Observations of sea state variability across the south-west barrier reef-lagoon system of New-Caledonia from high-resolution Sentinel-3 measurements
Event: 2023 Ocean Surface Topography Science Team Meeting
Session: Coastal Altimetry
Presentation type: Type Forum only
Contribution: PDF file
The hydrodynamic functioning of barrier reef-lagoon (BRL) systems is key to understand the state of health of reef environment marine ecosystems. Moreover, coral reefs act as natural barriers, protecting coastlines from erosion and reducing the impact of storms and waves on the mainland. The dynamics of BRL systems is strongly controlled by incident waves. But in the case of extensive systems, such as the south-west lagoon of New-Caledonia, local winds blowing in the direction of maximum fetch are able to generate wind seas that can dominate the sea state conditions in the lagoon.
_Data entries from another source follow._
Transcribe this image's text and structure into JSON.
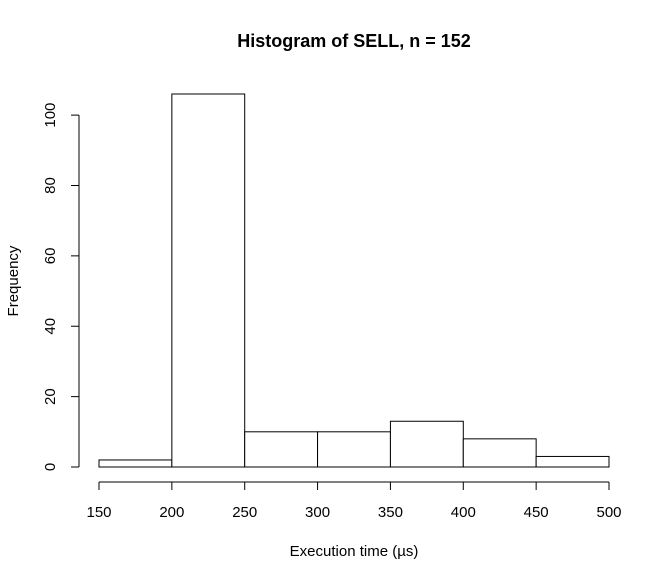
{
  "chart_data": {
    "type": "bar",
    "title": "Histogram of SELL, n = 152",
    "xlabel": "Execution time (µs)",
    "ylabel": "Frequency",
    "bins": [
      {
        "from": 150,
        "to": 200,
        "count": 2
      },
      {
        "from": 200,
        "to": 250,
        "count": 106
      },
      {
        "from": 250,
        "to": 300,
        "count": 10
      },
      {
        "from": 300,
        "to": 350,
        "count": 10
      },
      {
        "from": 350,
        "to": 400,
        "count": 13
      },
      {
        "from": 400,
        "to": 450,
        "count": 8
      },
      {
        "from": 450,
        "to": 500,
        "count": 3
      }
    ],
    "xlim": [
      150,
      500
    ],
    "ylim": [
      0,
      106
    ],
    "xticks": [
      "150",
      "200",
      "250",
      "300",
      "350",
      "400",
      "450",
      "500"
    ],
    "yticks": [
      "0",
      "20",
      "40",
      "60",
      "80",
      "100"
    ],
    "grid": false,
    "bar_color": "#ffffff",
    "edge_color": "#000000"
  }
}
To date, the spatial variability of sea states within extensive BRL systems has been little investigated because of the lack of data in such systems, and the inadequacy of local in situ sensors to characterize spatial patterns. The most comprehensive studies are certainly based on high-resolution modelling systems, coupling atmospheric, circulation and wave models, but the performance of these models are generally assessed only at a few specific locations, where in situ measurements are available. In this study, we investigate the capacity of satellite-borne radar measurements to monitor significant wave height (Hs) variability in the large south-west reef lagoon system of New-Caledonia over the period 2016-2021. We use high-resolution (20Hz) along-track measurements acquired from the SAR Radar Altimeter (SRAL) on board Sentinel-3A, which intersects the barrier reef with a near normal incidence. The 20Hz records are first filtered using an adaptive denoising method based on Empirical Mode Decomposition in order to enhance the signal-to-noise ratio at scales below 50km. A selection of S3A tracks occurring during energetic synoptic conditions are analyzed and reveal strong Hs gradients from offshore to the reef slope, with maximum reduction in the vicinity of the reef barrier as well as some systematic fluctuations within the lagoon. These patterns are investigated in combinations with in situ observations of wind and waves, as well as numerical model results, and are discussed to the light of existing knowledge on reef-lagoon dynamics and coastal altimetry performance.